26 juin 2025
Plus essentiel, unique et irremplaçable, attend toujours des réponses sur la carence en personnel, l’utilisation imprudente de l’extraordinaire, la fermeture des détachements, les conditions de travail risquées et l’échec de l’amélioration de l’amélioration économique
Rome, 26 juin – «Il y a de nombreux problèmes qui investissent la National Fire Brigade et qui, après des années de réclamations, restent illégales aujourd’hui: L’utilisation disproportionnée d’extraordinaire pour compenser le manque de personnel, la fermeture de différents endroits, un contrat qui morte sa profession et l’exposition continue aux risques“. C’est l’image fournie par Coordinateur national des pompiers du FP CGIL, Mauro GiulianellaCela continue: “Nous ne sommes que au début de l’été, la période du feu forestier commence, une période particulièrement complexe pour le corps. C’est le moment de leur donner des réponses”.

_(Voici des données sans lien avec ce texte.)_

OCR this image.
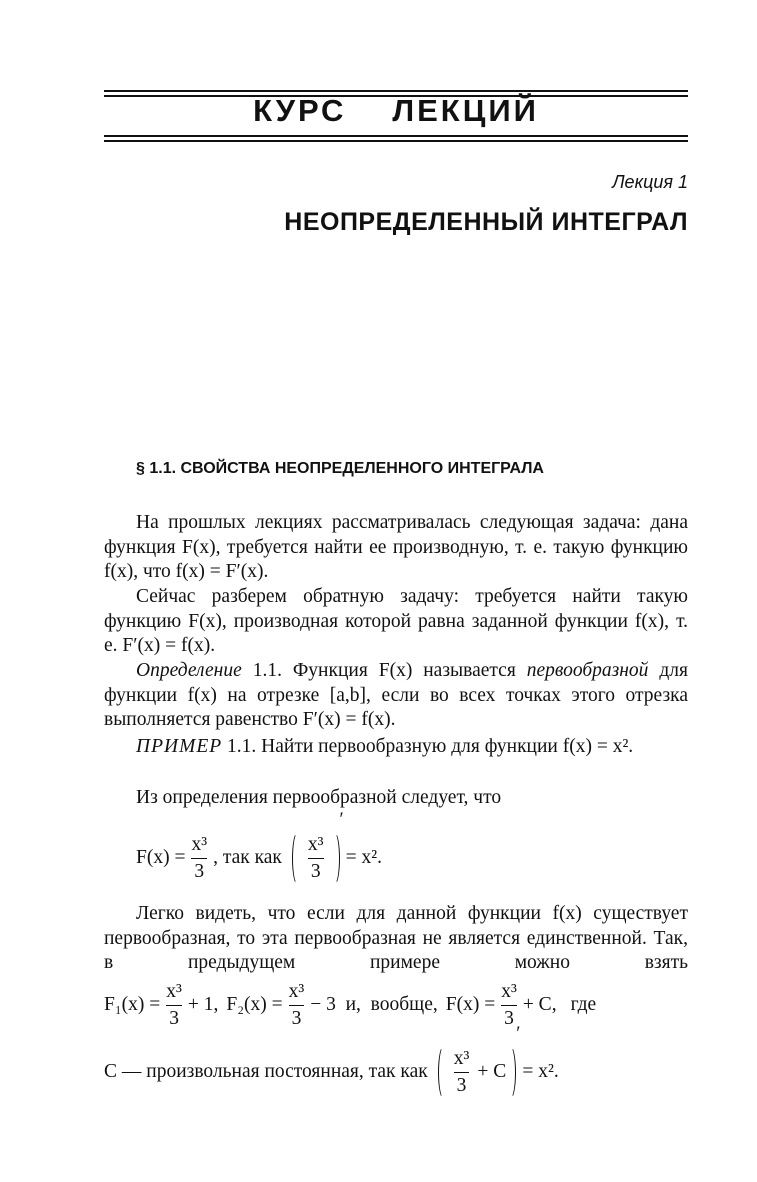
КУРС ЛЕКЦИЙ
Лекция 1
НЕОПРЕДЕЛЕННЫЙ ИНТЕГРАЛ
§ 1.1. СВОЙСТВА НЕОПРЕДЕЛЕННОГО ИНТЕГРАЛА
На прошлых лекциях рассматривалась следующая задача: дана функция F(x), требуется найти ее производную, т. е. такую функцию f(x), что f(x) = F′(x).
Сейчас разберем обратную задачу: требуется найти такую функцию F(x), производная которой равна заданной функции f(x), т. е. F′(x) = f(x).
Определение 1.1. Функция F(x) называется первообразной для функции f(x) на отрезке [a,b], если во всех точках этого отрезка выполняется равенство F′(x) = f(x).
ПРИМЕР 1.1. Найти первообразную для функции f(x) = x².
Из определения первообразной следует, что
$F(x) = \frac{\text{x³}}{3}$ , так как $\frac{\text{x³}}{3}$
′
= x².
Легко видеть, что если для данной функции f(x) существует первообразная, то эта первообразная не является единственной. Так, в предыдущем примере можно взять
$F_1(x) = \frac{\text{x³}}{3} + 1$, $F_2(x) = \frac{\text{x³}}{3} - 3$  и,  вообще, $F(x) = \frac{\text{x³}}{3} + C$, где
C — произвольная постоянная, так как $\frac{\text{x³}}{3} + C$
′
= x².
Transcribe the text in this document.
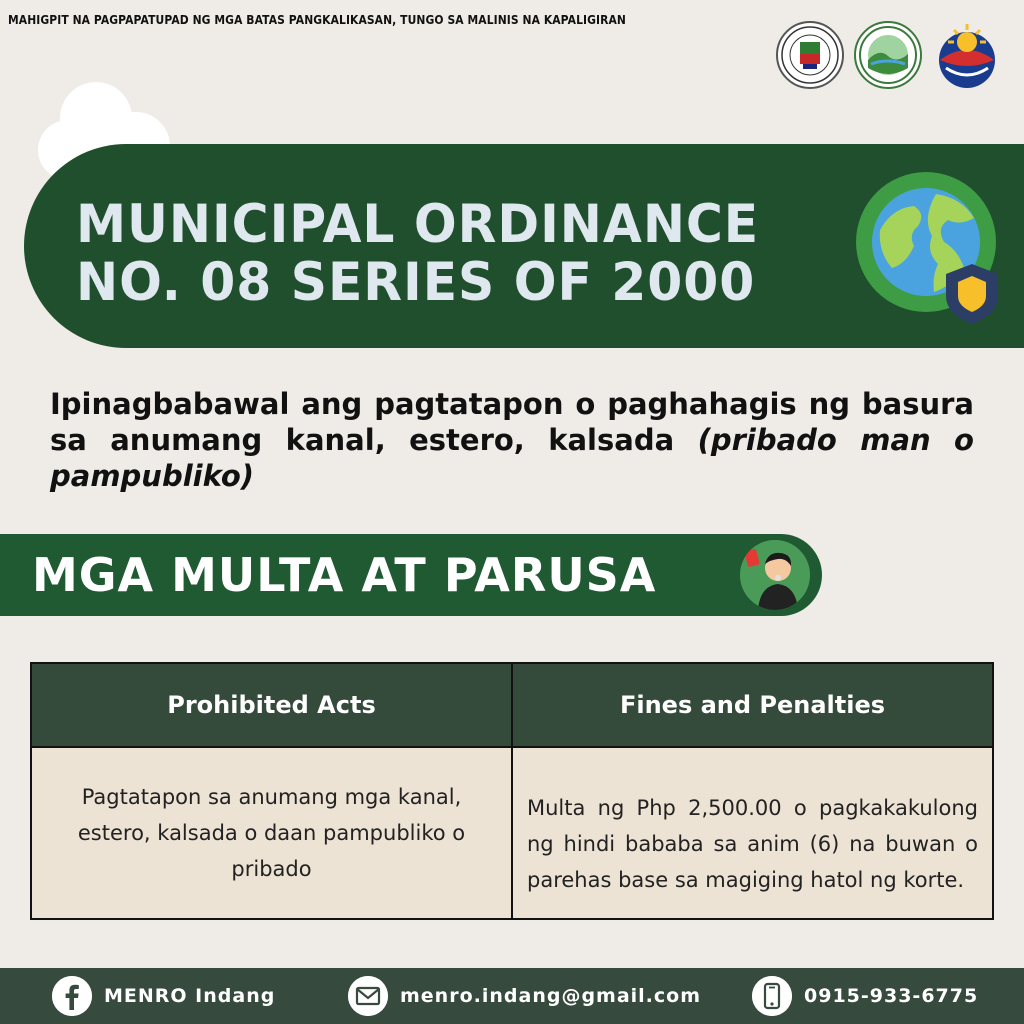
MAHIGPIT NA PAGPAPATUPAD NG MGA BATAS PANGKALIKASAN, TUNGO SA MALINIS NA KAPALIGIRAN
MUNICIPAL ORDINANCE
NO. 08 SERIES OF 2000

Ipinagbabawal ang pagtatapon o paghahagis ng basura sa anumang kanal, estero, kalsada (pribado man o pampubliko)

MGA MULTA AT PARUSA
Prohibited Acts	Fines and Penalties
Pagtatapon sa anumang mga kanal, estero, kalsada o daan pampubliko o pribado	Multa ng Php 2,500.00 o pagkakakulong ng hindi bababa sa anim (6) na buwan o parehas base sa magiging hatol ng korte.
MENRO Indang	menro.indang@gmail.com	0915-933-6775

“En 4 ans, en raison des nombreuses retraites, la National Fire-Brigade viendra en dessous d’environ 15 000 unités. Pour compenser le manque de personnel, Une utilisation imprudente de l’extraordinaire faitépuisant pour ceux qui travaillent dans ces conditions, e Plusieurs détachements sont fermés. Pourtant, depuis des années, nous revendiquons un équipement biologique de 40 000 unités d’exploitation et 5 000 dans le rôle professionnel technique, “explique Giulianella”. Comme si cela ne suffisait pas – il continue -, même d’un point de vue économique, les pompiers reçoivent la bonne reconnaissance du travail qu’ils font. En fait ils étaient Debasé par un renouvellement de contratque nous avons refusé de signer, qui pénalise leurs salaires 10% par rapport au coût de la vie. Et également la loi déléguée, qui aurait dû donner de nouvelles réponses sur un système et une croissance professionnelle, est en fait toujours ferme. Enfin, le thème de la santé et de la sécurité de Ceux qui travaillent tous les jours en mettant leur vie en danger pour aider les gens, souvent dans des environnements et des conditions malsains. Notre objectif est d’éviter l’exposition continue aux facteurs de risque et de surveiller leur état de santé – explications Giulianella -. Nous avons demandé que tout le personnel soit soumis à un dépistage de santé pour déterminer le risque de contamination des APF, des POP et des particules toxiques et cancérigènes des fumées et de l’amiante, mais aucune réponse n’est arrivée. Non seulement cela, les pompiers n’ont pas droit à une assurance contre les accidents et les maladies professionnelles, mais ont accès à un système d’assurance privé et à des commissions médicales qui ne garantissent pas le même traitement que pour tous les autres travailleurs “.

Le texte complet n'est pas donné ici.